Alpha subunit

Clinical Use
1 Detection and monitoring of functionless pituitary tumours.
There is some evidence that functionless pituitary tumours secrete increased quantities of the alpha-subunit common to pituitary glycoprotein hormones.

2 Detection and monitoring of glycoprotein hormone-secreting adenomas e.g. TSH, LH/FSH.
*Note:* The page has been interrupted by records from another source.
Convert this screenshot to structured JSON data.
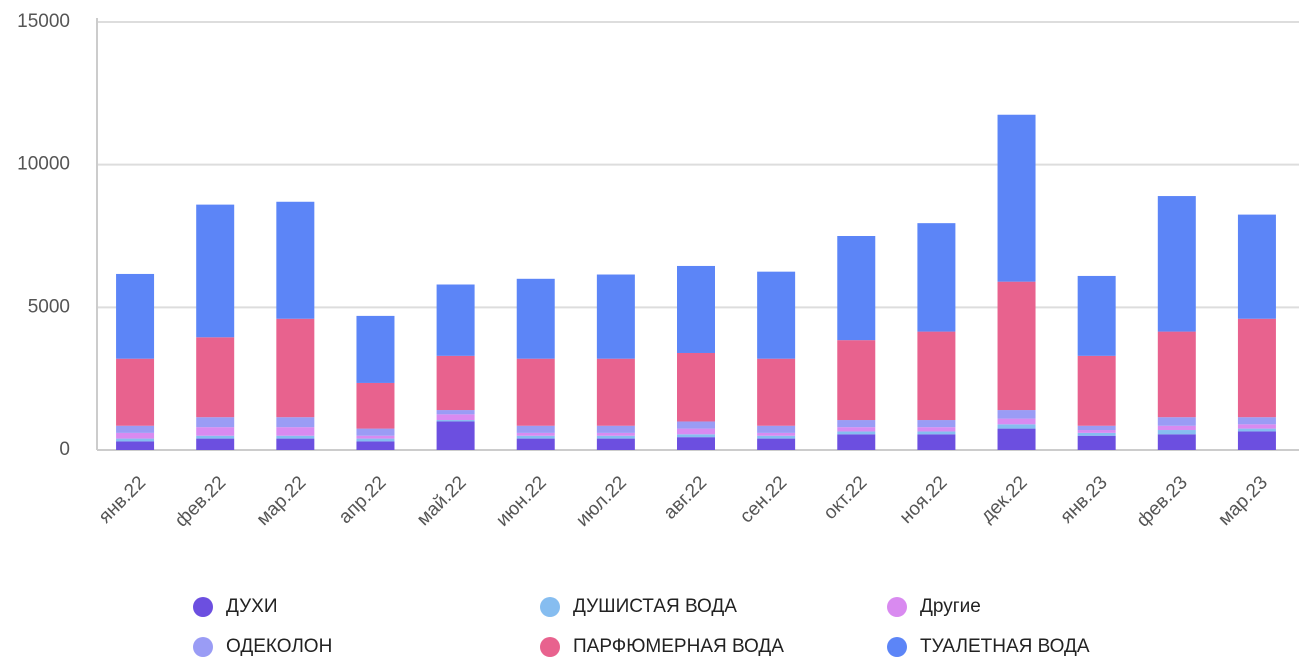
{
  "chart_data": {
    "type": "bar",
    "stacked": true,
    "categories": [
      "янв.22",
      "фев.22",
      "мар.22",
      "апр.22",
      "май.22",
      "июн.22",
      "июл.22",
      "авг.22",
      "сен.22",
      "окт.22",
      "ноя.22",
      "дек.22",
      "янв.23",
      "фев.23",
      "мар.23"
    ],
    "series": [
      {
        "name": "ДУХИ",
        "color": "#6c4fe0",
        "values": [
          300,
          400,
          400,
          300,
          1000,
          400,
          400,
          450,
          400,
          550,
          550,
          750,
          500,
          550,
          650
        ]
      },
      {
        "name": "ДУШИСТАЯ ВОДА",
        "color": "#86bdf0",
        "values": [
          100,
          100,
          100,
          100,
          50,
          100,
          100,
          100,
          100,
          100,
          100,
          150,
          100,
          150,
          100
        ]
      },
      {
        "name": "Другие",
        "color": "#d98af0",
        "values": [
          200,
          300,
          300,
          100,
          200,
          100,
          100,
          200,
          100,
          150,
          150,
          200,
          100,
          150,
          150
        ]
      },
      {
        "name": "ОДЕКОЛОН",
        "color": "#9a9cf5",
        "values": [
          250,
          350,
          350,
          250,
          150,
          250,
          250,
          250,
          250,
          250,
          250,
          300,
          150,
          300,
          250
        ]
      },
      {
        "name": "ПАРФЮМЕРНАЯ ВОДА",
        "color": "#e8628e",
        "values": [
          2350,
          2800,
          3450,
          1600,
          1900,
          2350,
          2350,
          2400,
          2350,
          2800,
          3100,
          4500,
          2450,
          3000,
          3450
        ]
      },
      {
        "name": "ТУАЛЕТНАЯ ВОДА",
        "color": "#5c85f7",
        "values": [
          2970,
          4650,
          4100,
          2350,
          2500,
          2800,
          2950,
          3050,
          3050,
          3650,
          3800,
          5850,
          2800,
          4750,
          3650
        ]
      }
    ],
    "ylim": [
      0,
      15000
    ],
    "yticks": [
      0,
      5000,
      10000,
      15000
    ],
    "grid": true
  }
}
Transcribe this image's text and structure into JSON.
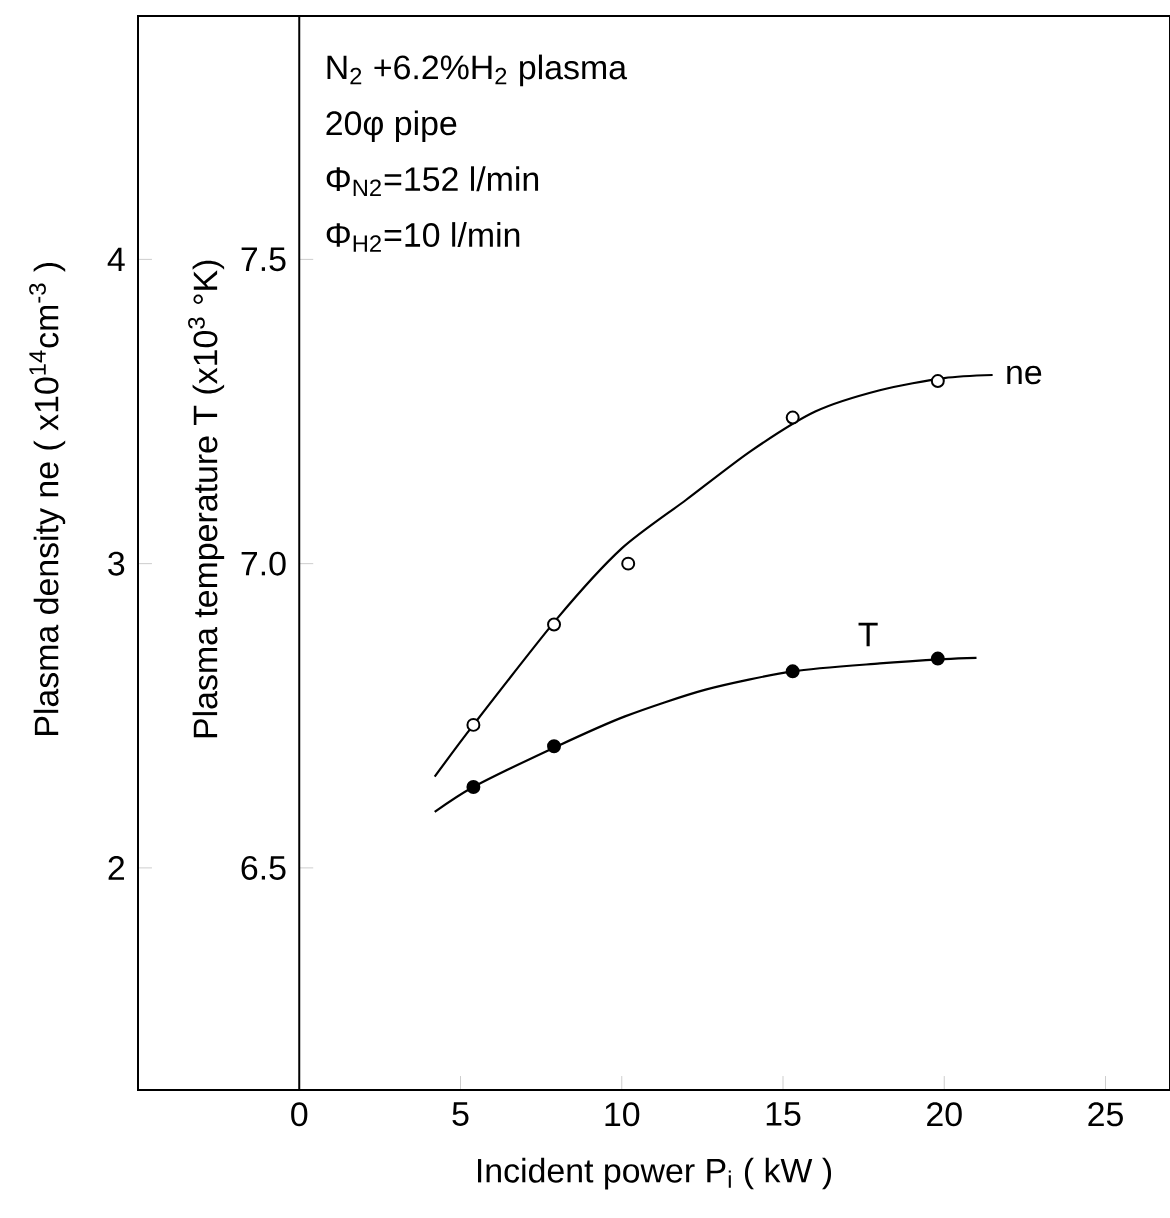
{
  "chart_data": {
    "type": "line",
    "xlabel": "Incident power   P$_{i}$   ( kW )",
    "ylabel": "Plasma  density   ne  ( x10$^{14}$cm$^{-3}$ )",
    "y2label": "Plasma  temperature  T  (x10$^{3}$ °K)",
    "annotations": [
      "N$_{2}$ +6.2%H$_{2}$  plasma",
      "20φ  pipe",
      "Φ$_{N2}$=152 l/min",
      "Φ$_{H2}$=10 l/min"
    ],
    "xlim": [
      -5,
      27
    ],
    "xticks": [
      0,
      5,
      10,
      15,
      20,
      25
    ],
    "ylim": [
      1.27,
      4.8
    ],
    "yticks": [
      2,
      3,
      4
    ],
    "y2lim": [
      6.135,
      7.9
    ],
    "y2ticks": [
      6.5,
      {
        "value": 7.0,
        "label": "7.0"
      },
      7.5
    ],
    "grid": false,
    "series": [
      {
        "type": "scatter",
        "axis": "y",
        "marker": "circle",
        "color": "#000000",
        "x": [
          5.4,
          7.9,
          10.2,
          15.3,
          19.8
        ],
        "values": [
          2.47,
          2.8,
          3.0,
          3.48,
          3.6
        ]
      },
      {
        "type": "line",
        "name": "ne",
        "axis": "y",
        "marker": "none",
        "color": "#000000",
        "x": [
          4.2,
          5.4,
          8,
          10,
          12,
          14,
          16,
          18,
          20,
          21.5
        ],
        "values": [
          2.3,
          2.47,
          2.82,
          3.05,
          3.21,
          3.37,
          3.5,
          3.57,
          3.61,
          3.62
        ]
      },
      {
        "type": "scatter",
        "axis": "y2",
        "marker": "circle",
        "color": "#000000",
        "x": [
          5.4,
          7.9,
          15.3,
          19.8
        ],
        "values": [
          6.633,
          6.7,
          6.823,
          6.844
        ]
      },
      {
        "type": "line",
        "name": "T",
        "axis": "y2",
        "marker": "none",
        "color": "#000000",
        "x": [
          4.2,
          5.4,
          8,
          10.1,
          12.6,
          15.3,
          18,
          20,
          21
        ],
        "values": [
          6.592,
          6.633,
          6.7,
          6.749,
          6.793,
          6.823,
          6.836,
          6.843,
          6.845
        ]
      }
    ]
  }
}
3 Detection and monitoring of malignant gastroenteropancreatic tumours.

Patient Preparation
None. Take blood (5 mL) using a plain vacutainer or syringe.

Sample Preparation
Transfer the blood to a plain tube and allow to clot. Separate the serum and store at -20C. Send serum (2 mL) to the SAS laboratory. Comprehensive clinical and laboratory information should accompany each request – TSH,LH and FSH results as appropriate and indication of renal function.

Reference Range
Adult (Female and Male) < 1.0 IU/L
Post-menopause and mid-cycle < 3.0 IU/L

Raised values for the common a-subunit are also found after the menopause, in renal failure, hypothyroidism, Cushing’s syndrome, pregnancy and in some patients with malignancies of breast or pancreas.

Centres offering this assay
Birmingham University Hospital Endocrine Laboratory,

References
Grossman M, Trautman ME, Poer HS et al. Alpha-subunit and human chorionic gonadotropin-b immunoreactivity in patients with malignant endocrine gastroenteropancreatic tumours. Eur J Clin Invest 1994; 24: 131-6.

Beck-Peccoz P, Persani L. Thyrotropinomas. Endocrinol Metab Clin N Am 2008; 37:123-134.